3. How nothing has a price (until you name it!) Visit a market in the UK, and you’ll see signs reading “Potatos £1.20 a kilo” or “Tomatoe’s £1″ (and, yes, usually spelt like that!!) On an African market, there are not prices – YOU name the price you want and they will tell you if it’s high enough. If not, you discuss the price until you’ve reached an agreed amount.
4. Palm trees! Now, I’ve seen enough of these to know that they are not the ‘symbol of paradise’ many Westerners perceive them as. That said, there’s something wonderfully beautiful about these plants, and vastly different from any flora which grows in British climes.
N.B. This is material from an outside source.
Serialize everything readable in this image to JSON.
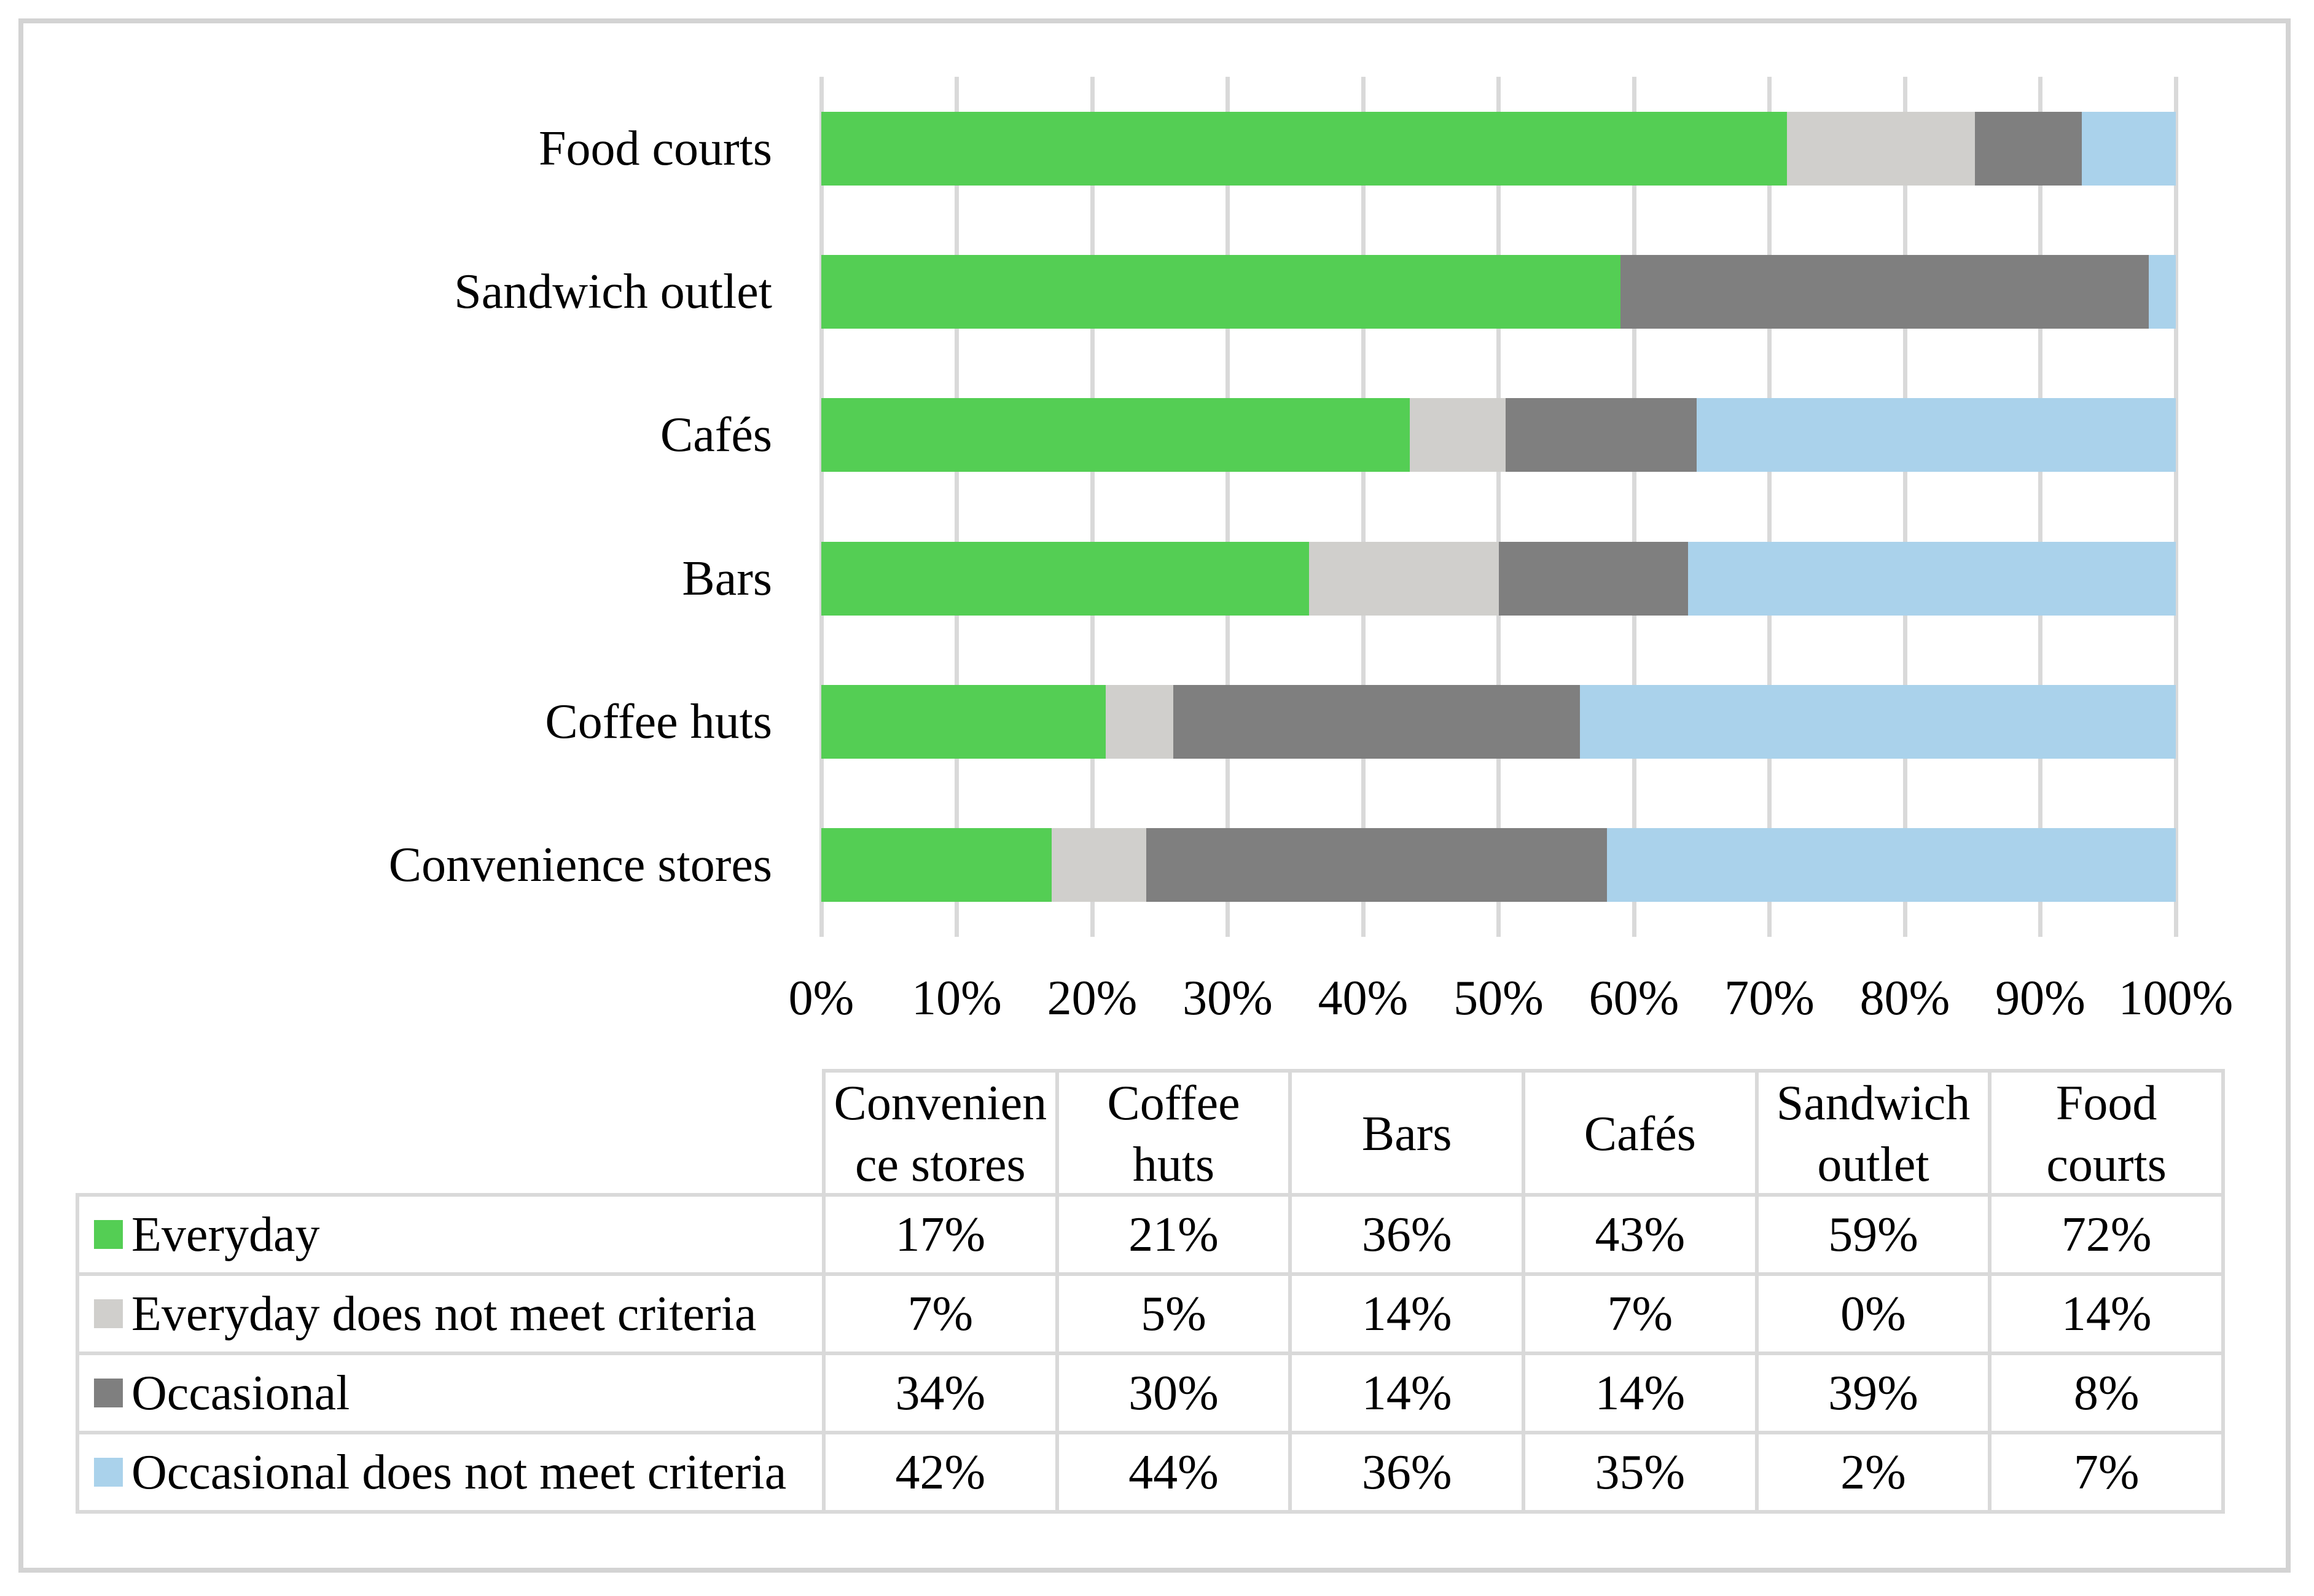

5. How much dodgy wiring there is everywhere. In Britain, health and safety has gone mad! However, it does mean that you can put a plug into a socket without worrying that you’ll get zapped by 220 volts every time! I NEVER touch a plug with bare feet in Africa (once was enough!)
6. The absence of carpets. Why would you want them in a hot climate anyway? Rather, a nice mosaic-tiled floor, or even just polished concrete, does the job!
7. Flat roofs and white concrete walls. Now, where I live, it’s pitched roofs and red brick walls in most places. Not in Africa. Of course, there are mud huts and all kinds of other permutations, but the white walled, flat roofed building is number 1 in Urban Africa.
8. The sounds of an African night. Where I live is pretty rural. However, the nights are still silent, as far as animal life is concerned. In Africa, you can hear crickets, cicadas, frogs, fruit bats and all kinds of other wee beasties, all singing a delightful cacophony from dusk till dawn.
9. How clapped out most taxis are! Of course, there are some nice ones, but in many cases a cracked windscreen, poorly-fitting doors, missing seatbelts or non-existent suspension are the order of the day. This is what makes public transport in Africa interesting, after all!
10. How many warm smiles you see, in spite of adversity. British people smile sometimes. But usually when you’ve told them a joke or when they’re really happy. Africans are either happier in general, or just smile more. I passed a beggar in the street today, with little more than a few coppers in his small plastic bowl. He gave me the best smile I’d seen in a long time. Maybe it was like that in the West once, too.